The Black Bear Inn in Bettws Newydd is one of our favourite local pub restaurants. Recently, they did a set Game Dinner menu for a night, instead of their usual blackboard menu. Priced at £38 per person, the multi-course feast was a set menu served to all diners.
Sourdough and butter to start; we always enjoy the Black Bear bread served with good quality butter.
The Wild boar and pigeon terrine, pickled walnut arrived as a generous meaty slab per person. We enjoyed it smooshed over the sourdough.
Potted rabbit, rye cracker was another great dish, the meat soft and spreadable against the hard crispness of the rye bread. Trademark Black Bear pickles cut through the fattiness.
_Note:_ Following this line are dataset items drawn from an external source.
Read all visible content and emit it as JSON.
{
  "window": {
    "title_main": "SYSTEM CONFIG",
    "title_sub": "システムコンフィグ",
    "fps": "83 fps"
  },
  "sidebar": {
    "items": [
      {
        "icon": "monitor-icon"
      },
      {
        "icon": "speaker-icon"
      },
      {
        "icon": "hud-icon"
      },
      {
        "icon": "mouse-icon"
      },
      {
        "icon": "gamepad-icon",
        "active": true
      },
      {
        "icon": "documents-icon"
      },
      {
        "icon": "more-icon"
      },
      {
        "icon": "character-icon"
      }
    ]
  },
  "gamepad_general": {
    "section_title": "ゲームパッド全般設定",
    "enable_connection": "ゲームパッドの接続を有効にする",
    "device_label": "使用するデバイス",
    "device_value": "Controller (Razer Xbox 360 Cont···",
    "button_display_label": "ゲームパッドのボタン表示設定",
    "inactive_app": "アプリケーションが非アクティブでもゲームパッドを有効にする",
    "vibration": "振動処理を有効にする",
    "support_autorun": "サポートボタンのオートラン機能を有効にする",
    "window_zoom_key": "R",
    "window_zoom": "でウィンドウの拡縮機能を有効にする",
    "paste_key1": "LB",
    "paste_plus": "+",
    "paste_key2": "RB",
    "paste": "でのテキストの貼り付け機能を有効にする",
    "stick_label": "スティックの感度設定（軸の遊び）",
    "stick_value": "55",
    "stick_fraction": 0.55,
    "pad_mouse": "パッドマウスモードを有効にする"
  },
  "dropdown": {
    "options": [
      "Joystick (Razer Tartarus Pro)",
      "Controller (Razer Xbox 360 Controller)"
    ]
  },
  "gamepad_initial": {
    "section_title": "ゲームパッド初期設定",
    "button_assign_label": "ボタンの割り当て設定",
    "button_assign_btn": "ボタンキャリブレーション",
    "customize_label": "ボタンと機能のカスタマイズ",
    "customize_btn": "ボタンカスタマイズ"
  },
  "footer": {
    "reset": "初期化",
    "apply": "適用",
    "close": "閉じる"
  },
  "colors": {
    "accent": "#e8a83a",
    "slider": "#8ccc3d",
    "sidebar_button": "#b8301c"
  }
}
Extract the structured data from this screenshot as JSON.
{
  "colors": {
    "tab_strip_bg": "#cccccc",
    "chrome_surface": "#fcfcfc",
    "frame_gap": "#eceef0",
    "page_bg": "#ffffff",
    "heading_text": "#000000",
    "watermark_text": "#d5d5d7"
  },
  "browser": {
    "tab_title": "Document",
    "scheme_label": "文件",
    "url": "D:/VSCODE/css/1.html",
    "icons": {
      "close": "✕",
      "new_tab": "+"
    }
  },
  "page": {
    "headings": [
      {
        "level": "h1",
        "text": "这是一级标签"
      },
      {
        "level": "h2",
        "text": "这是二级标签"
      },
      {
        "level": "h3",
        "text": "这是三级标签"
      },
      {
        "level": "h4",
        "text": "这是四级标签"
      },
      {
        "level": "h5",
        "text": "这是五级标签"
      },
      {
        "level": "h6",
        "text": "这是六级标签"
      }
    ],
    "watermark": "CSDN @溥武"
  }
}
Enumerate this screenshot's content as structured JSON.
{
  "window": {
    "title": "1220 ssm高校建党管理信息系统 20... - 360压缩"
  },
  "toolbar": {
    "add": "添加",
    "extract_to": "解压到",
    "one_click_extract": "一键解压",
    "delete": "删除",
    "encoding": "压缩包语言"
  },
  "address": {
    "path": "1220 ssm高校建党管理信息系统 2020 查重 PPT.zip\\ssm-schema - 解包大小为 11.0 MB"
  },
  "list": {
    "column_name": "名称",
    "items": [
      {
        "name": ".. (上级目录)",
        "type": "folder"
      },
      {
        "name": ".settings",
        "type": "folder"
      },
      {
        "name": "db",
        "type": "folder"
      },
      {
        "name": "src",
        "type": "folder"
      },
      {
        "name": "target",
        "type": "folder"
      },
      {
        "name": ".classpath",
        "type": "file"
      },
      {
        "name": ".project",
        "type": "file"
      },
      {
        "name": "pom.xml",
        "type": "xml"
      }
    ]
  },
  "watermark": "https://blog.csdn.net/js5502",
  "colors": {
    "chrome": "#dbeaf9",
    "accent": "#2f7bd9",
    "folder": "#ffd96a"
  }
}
My favourite of these starter dishes was the Wild mushroom croquette, full of meaty, intensely-flavoured mushrooms in a crunchy coating, served piping hot. Dipped into an avocado-green parsley mayonnaise, I could have eaten several more of these.
For Pete, the best starter was the Perl Las biscuit, squash, apple. The blue cheese biscuit was light and crumbly and all about that blue cheese flavour, salty against the sweet squash puree and cubed apple.
The Game bird and Madeira broth, root vegetables looked so simple but the broth was magnificent, richly redolent of poultry and Madeira, without that funky game bird taint that neither of us enjoy.The root vegetables had a bite left to them, and the little pops of different flavours worked well with the broth. Not a drop was left in the bowls!
The main was a very generous portion of Fallow deer, red cabbage, mash, damson jelly which we were hard pressed to finish but it was so good our plates were soon empty. The meat was tender and beefy, beautiful against the sweet and wobbly jelly. I don’t want to think about how much butter was beaten into the mash, but it was worth it!
By the time Chocolate mousse, red wine poached pear, candied walnuts arrived we were already full but gamely continued (see what I did there, I know, consider me told off). Silky smooth dark chocolate mousse was dense and rich, wonderful against the winter-spiced red wine-poached pear. And a wonderful garnish of candied walnuts, a snack I feel they should bottle and sell on the side. Probably just as well for me that they don’t!